Biz yanlış yürütülmüş bir neslin çocuklarıyız

Ezel Erverdi ve İsmail Kara'nın birlikte derledikleri Nurettin Topçu'nun tarih sırasına göre "Bütün Yazıları"nı iki ciltte toplayan kitaba dair yazımı mahsus uzattım.

Topçu'nun birçok yazısı yazıldığı dönemi anlamamız bakımından ayrıca kıymetli.

O dönemin yani 1940'lı, 50'li yılların milliyetçiliğini, Türkçülüğünü, İslamcılığını… Topçu'nun anladığı ve anlattığı şekliyle Anadoluculuğu, İslam sosyalizmini.

O yıllarda milliyetçilik, İslamcılık, Türkçülük, birbirinin çok yakınında.

Aralarında ufak tefek söylem farklılıkları olmasına rağmen hepsini bir paketin içine doldurup paketin üstüne 'sağcılık' yazsanız çok yadırganmaz.

Sosyalizm ayrı.

Evet, Arap dünyasında hatta Hindistan Müslümanları arasında, de İslam sosyalizmine bir sempati var.

Nurettin Topçu'nun sosyalizmi sözünü ettiğim sosyalizmin iktibas edilmesi mahiyetinde değil. Bütün dünyada sosyalist eğilimlerin yükselmesine sebep olan rüzgâr Türkiye'ye de ulaşmış dolayısıyla Topçu'yu da etkilemiş olabilir.

Hak, adalet, emek, emperyalizme, sömürünün her türlüsüne karşı olmak ya doğrudan İslam'a aittir ya da en azından İslam'la barışıktır.

Nurettin Topçu'nun anlattığı sosyalizm de dinin ve emeğin sömürülmesine karşı bir sosyalizmdir.

Topçu din tacirliğini de kuvvetle eleştirir. Üfürükçülere, muskacılara, türbecilere, şeyhlerin, mollaların İslam'ı temsil ve kullanma şekillerine şiddetle karşıdır.

40'lı 50'li yıllar aynı zamanda Marshall yardımı dönemleridir.

ABD bize ve bize benzeyen ülkelere sadece müstamel silahlar, süttozu, Amerikan yağları göndermedi. Antikomünizm de gönderdi.

"Sağ' tabir ettiğimiz geniş kitleler içinde süttozundan yapılmış sütten içmeyenler vardır muhtemelen. Ama 'antikomünizm' ilacından içmeyen hemen hemen hiç yoktur.

Nurettin Topçu'nun önerdiği 'sosyalizm' hem sağcılar hem solcular tarafından komünizmin bir ön aşaması sayılıyordu.
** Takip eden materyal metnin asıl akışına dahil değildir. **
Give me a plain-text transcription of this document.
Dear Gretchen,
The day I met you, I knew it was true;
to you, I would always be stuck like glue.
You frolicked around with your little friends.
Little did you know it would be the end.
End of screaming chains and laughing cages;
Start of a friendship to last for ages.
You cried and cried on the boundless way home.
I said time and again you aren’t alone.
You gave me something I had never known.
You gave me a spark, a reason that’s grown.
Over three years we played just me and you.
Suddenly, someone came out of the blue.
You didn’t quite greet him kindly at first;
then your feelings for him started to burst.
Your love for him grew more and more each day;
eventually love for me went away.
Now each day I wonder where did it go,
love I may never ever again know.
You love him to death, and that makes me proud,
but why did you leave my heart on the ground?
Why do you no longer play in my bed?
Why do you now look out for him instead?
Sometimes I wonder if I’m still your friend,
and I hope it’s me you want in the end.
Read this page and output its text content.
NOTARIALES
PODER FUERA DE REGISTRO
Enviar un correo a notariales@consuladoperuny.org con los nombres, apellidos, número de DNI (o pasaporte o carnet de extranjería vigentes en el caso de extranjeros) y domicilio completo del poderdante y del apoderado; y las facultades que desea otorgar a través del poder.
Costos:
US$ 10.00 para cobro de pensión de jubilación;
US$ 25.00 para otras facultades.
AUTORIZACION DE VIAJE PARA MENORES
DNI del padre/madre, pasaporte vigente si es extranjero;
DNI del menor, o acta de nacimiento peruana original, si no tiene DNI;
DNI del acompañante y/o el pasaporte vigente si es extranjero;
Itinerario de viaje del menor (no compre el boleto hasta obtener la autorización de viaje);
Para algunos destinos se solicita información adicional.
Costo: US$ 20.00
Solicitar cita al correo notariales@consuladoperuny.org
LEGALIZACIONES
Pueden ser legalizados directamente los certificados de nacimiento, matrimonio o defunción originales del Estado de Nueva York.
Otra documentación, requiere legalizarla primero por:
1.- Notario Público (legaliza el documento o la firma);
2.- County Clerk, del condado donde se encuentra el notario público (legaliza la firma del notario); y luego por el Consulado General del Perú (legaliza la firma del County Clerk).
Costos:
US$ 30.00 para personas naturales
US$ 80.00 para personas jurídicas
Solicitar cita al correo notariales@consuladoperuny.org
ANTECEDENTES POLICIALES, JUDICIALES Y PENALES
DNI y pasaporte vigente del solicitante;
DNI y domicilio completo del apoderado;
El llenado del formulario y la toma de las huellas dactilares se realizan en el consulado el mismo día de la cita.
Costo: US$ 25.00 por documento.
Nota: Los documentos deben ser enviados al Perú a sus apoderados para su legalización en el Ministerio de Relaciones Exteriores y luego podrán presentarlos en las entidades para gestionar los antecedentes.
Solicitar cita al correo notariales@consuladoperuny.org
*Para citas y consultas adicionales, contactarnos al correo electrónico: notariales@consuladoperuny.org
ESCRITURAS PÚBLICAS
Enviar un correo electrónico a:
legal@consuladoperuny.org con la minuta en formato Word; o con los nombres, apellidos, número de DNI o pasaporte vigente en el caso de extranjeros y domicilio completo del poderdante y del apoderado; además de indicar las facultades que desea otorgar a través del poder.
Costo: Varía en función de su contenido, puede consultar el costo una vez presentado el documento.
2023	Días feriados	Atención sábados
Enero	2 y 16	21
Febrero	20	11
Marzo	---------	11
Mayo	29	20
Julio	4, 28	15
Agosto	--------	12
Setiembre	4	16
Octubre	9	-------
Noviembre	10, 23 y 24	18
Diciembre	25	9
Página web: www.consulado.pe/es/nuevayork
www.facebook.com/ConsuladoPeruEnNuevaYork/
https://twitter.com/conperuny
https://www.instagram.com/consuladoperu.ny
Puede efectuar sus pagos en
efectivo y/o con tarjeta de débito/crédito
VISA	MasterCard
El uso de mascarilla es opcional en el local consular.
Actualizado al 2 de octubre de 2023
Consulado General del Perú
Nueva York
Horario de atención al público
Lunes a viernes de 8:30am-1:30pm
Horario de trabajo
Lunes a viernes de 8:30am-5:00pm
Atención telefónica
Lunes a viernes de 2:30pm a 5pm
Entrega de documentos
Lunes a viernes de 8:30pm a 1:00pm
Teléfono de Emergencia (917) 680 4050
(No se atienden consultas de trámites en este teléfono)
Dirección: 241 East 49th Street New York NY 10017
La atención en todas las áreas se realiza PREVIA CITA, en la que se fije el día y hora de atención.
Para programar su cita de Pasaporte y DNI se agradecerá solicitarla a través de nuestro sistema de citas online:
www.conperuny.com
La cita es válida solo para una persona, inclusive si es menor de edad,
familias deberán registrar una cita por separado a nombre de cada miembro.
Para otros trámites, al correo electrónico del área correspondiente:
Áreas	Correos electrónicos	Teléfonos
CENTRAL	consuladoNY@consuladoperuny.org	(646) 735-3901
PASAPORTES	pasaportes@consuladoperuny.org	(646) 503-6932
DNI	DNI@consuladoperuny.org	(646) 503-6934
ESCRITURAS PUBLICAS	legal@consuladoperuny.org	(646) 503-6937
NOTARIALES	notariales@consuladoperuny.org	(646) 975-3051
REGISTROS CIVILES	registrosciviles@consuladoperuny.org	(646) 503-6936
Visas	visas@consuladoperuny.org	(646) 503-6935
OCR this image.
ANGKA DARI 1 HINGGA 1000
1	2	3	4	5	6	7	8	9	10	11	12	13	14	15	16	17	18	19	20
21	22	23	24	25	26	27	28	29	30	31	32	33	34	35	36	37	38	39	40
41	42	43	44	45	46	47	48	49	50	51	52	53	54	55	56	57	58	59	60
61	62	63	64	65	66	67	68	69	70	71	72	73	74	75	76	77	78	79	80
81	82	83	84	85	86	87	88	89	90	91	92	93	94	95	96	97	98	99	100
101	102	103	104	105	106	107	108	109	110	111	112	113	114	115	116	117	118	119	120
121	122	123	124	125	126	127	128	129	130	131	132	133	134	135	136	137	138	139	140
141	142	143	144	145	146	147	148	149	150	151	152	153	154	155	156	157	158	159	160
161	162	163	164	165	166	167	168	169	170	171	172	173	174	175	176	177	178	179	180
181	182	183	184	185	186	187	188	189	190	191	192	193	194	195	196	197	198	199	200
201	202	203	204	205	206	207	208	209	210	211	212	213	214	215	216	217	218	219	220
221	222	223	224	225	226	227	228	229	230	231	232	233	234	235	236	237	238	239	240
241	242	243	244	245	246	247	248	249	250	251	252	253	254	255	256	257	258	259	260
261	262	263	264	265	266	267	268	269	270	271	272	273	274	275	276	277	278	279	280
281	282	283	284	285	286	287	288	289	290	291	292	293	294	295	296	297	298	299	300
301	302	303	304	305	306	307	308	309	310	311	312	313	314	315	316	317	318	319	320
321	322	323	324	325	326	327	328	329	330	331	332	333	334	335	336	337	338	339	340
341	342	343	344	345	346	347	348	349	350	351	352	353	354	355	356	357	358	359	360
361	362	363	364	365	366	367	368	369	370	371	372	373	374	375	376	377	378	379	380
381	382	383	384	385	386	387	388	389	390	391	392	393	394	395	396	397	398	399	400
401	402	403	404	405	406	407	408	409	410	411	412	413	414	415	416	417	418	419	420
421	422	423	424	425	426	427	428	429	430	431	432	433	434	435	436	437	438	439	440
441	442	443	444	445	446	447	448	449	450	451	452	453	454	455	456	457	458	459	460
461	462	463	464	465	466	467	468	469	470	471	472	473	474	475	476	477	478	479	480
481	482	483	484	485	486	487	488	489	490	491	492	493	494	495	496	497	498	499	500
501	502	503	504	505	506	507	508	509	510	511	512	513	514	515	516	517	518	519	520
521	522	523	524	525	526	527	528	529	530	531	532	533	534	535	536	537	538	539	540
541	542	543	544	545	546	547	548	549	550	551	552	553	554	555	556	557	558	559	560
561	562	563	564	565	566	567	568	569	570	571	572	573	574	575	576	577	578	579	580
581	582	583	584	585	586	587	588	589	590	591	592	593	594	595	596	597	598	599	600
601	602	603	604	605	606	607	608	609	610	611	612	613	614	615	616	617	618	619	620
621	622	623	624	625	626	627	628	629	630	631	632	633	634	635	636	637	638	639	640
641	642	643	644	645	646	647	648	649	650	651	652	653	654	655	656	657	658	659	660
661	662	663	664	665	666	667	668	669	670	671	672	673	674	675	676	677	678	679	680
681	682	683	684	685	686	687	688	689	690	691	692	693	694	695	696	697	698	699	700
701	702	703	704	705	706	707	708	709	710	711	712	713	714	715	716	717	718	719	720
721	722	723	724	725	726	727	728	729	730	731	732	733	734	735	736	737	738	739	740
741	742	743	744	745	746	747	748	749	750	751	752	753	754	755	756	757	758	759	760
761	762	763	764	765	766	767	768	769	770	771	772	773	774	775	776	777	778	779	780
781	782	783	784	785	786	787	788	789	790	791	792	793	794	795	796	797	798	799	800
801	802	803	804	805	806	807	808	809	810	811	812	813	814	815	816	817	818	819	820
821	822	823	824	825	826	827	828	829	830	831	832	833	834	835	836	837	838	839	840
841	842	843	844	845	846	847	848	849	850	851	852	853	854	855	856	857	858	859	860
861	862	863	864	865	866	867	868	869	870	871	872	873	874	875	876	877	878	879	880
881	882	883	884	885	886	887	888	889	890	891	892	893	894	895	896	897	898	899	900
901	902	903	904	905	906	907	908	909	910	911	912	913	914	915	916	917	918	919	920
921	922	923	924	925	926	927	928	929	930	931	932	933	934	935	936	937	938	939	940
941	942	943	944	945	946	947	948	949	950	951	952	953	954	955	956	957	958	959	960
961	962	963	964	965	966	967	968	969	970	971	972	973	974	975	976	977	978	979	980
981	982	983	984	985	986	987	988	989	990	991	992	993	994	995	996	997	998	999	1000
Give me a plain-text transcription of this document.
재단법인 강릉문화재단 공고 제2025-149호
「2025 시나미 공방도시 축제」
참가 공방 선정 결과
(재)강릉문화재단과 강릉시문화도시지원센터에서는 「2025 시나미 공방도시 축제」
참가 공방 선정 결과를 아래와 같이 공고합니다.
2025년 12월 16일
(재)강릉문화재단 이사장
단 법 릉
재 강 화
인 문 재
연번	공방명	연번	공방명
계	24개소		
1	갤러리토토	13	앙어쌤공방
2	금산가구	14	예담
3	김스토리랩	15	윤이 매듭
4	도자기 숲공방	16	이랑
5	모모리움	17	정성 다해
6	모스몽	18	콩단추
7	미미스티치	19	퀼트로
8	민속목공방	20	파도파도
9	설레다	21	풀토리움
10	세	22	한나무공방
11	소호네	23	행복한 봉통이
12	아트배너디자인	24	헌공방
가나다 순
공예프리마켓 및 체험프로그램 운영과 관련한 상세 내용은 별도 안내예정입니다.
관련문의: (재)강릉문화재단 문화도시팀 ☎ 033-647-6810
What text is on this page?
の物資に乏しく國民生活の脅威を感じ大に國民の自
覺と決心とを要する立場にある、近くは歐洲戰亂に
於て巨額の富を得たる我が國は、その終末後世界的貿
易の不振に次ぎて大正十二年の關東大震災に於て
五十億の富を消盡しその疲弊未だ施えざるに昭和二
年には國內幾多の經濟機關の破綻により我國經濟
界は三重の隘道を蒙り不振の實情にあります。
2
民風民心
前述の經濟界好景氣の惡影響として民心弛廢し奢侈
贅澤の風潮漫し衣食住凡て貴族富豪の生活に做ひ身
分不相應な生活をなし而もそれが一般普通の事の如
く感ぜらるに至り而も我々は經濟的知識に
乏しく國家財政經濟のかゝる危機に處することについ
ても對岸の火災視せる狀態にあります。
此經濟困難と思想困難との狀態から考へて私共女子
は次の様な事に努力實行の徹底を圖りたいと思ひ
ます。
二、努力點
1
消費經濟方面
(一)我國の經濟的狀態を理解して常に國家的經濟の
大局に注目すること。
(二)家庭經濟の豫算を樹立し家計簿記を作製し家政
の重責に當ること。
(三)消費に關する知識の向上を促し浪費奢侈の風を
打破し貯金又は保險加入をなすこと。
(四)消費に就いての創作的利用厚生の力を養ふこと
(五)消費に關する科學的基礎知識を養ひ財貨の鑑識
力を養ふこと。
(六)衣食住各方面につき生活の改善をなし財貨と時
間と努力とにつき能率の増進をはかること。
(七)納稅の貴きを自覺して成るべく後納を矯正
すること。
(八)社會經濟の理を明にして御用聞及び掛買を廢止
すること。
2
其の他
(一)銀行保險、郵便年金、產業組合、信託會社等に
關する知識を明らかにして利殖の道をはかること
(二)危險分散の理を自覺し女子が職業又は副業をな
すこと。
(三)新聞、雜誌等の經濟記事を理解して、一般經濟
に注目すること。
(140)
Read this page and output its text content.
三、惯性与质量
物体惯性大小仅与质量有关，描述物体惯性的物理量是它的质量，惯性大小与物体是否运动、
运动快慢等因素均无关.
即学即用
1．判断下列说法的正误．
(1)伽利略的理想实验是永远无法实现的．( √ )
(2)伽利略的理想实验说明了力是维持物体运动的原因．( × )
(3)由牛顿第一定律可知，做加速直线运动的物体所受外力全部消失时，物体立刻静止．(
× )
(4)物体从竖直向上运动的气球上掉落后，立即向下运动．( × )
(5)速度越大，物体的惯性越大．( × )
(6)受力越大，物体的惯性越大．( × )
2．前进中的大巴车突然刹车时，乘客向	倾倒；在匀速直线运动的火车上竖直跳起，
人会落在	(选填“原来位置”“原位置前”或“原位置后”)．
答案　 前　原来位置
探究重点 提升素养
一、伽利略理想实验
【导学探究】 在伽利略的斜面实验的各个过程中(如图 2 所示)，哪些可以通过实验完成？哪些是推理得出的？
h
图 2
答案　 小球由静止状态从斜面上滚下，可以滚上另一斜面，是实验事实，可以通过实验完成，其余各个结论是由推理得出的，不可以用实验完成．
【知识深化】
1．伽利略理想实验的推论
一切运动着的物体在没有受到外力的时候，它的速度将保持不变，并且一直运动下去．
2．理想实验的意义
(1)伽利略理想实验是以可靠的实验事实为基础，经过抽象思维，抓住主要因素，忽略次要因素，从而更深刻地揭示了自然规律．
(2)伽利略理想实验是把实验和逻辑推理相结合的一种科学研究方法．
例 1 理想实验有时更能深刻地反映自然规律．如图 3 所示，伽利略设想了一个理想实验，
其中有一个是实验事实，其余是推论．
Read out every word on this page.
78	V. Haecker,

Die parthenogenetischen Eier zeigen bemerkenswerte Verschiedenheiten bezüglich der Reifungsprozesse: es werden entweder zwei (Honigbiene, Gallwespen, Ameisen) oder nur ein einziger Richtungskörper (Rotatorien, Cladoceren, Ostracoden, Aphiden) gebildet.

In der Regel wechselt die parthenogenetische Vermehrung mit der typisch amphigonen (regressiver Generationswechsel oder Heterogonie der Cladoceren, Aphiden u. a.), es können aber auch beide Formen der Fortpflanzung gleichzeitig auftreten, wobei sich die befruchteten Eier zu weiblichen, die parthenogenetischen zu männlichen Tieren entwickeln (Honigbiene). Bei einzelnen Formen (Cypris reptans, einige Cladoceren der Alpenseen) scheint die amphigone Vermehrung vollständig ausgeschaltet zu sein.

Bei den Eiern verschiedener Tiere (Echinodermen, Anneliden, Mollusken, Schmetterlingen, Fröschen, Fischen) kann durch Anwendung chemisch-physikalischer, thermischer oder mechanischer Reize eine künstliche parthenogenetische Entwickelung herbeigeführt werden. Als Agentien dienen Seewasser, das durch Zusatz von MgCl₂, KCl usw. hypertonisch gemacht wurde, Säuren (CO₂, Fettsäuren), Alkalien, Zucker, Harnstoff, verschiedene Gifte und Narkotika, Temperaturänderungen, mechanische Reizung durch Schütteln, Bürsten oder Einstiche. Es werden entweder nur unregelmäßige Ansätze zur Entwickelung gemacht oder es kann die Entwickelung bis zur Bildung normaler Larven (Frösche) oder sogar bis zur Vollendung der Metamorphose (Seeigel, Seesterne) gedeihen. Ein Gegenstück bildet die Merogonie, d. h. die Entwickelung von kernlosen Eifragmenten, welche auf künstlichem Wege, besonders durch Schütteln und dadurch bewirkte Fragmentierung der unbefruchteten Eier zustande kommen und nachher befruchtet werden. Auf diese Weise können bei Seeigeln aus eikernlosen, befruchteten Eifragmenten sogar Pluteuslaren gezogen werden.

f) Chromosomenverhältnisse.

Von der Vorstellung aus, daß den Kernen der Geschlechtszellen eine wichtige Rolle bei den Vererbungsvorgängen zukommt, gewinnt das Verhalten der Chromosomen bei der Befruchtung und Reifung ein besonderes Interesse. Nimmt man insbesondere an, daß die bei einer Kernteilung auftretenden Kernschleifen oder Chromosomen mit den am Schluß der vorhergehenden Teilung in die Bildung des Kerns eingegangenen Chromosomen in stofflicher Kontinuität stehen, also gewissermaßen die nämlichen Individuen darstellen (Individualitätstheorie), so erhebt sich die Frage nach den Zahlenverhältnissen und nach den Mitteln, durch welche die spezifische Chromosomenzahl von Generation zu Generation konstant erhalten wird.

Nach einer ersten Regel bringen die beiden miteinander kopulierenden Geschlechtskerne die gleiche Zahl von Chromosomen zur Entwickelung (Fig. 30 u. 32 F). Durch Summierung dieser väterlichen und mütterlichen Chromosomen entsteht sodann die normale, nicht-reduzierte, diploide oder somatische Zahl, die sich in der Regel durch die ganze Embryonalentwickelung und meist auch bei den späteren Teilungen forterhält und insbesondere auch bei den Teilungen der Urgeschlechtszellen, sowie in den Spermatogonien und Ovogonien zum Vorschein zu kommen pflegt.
Bu yüzden çok az kimse Topçu'nun ne kastettiğini anlamaya çalıştı.

O günlerde topluma zerk edilen 'antikomünizm' ve sağcılık virüsü bugün muhafazakâr olarak adlandırılan kitlelerin yeni düzene, adaletsizlik, yolsuzluk, ne varsa hepsine intibak etmesini, hepsini afiyetle hazmetmesini kolaylaştırmış mıdır

Zannediyorum kolaylaştırmıştır.

Tercih ettiği çizgi Nurettin Topçu'nu bazı kritik zamanlarda büyük yanlışlardan korumuştur.

Şöyle anlatayım:

'Durduğumuz yer'e kimse güvenmesin. Hele yürüdüğümüz yere, hiç!

Biz, ABD'nin 6. Filo'sunun Boğaz'a demirleyişini protesto eden solcu gençlere saldırmak üzere yürütülmüş bir neslin çocuklarıyız.

Kendilerinden en emin, kendilerini Allah'a en yakın hissettikleri bir vakitte cürüm işleyen bir kuşağın çocukları.

Sene 1969'du.

Sokakta, babam yaşında adamlara katılıp yürüyebilecek, slogan atabilecek yaşta değildim. Ama gazete okuyabiliyordum.

Hangi gazete derseniz, tabii ki Mehmet Şevket Eygi'nin bugün gazetesi.

Müslümanlar, komünistlere karşı yürüyor. Ara sıra çatışıyorlar.

Bizimkiler 'Müslüman,' 6. Filo'yu protesto edenler 'komünist.'

'Müslüman'lar Ali Turgut Aytaç ve Duran Erdoğan adlı iki genci bıçaklayarak öldürüyorlar.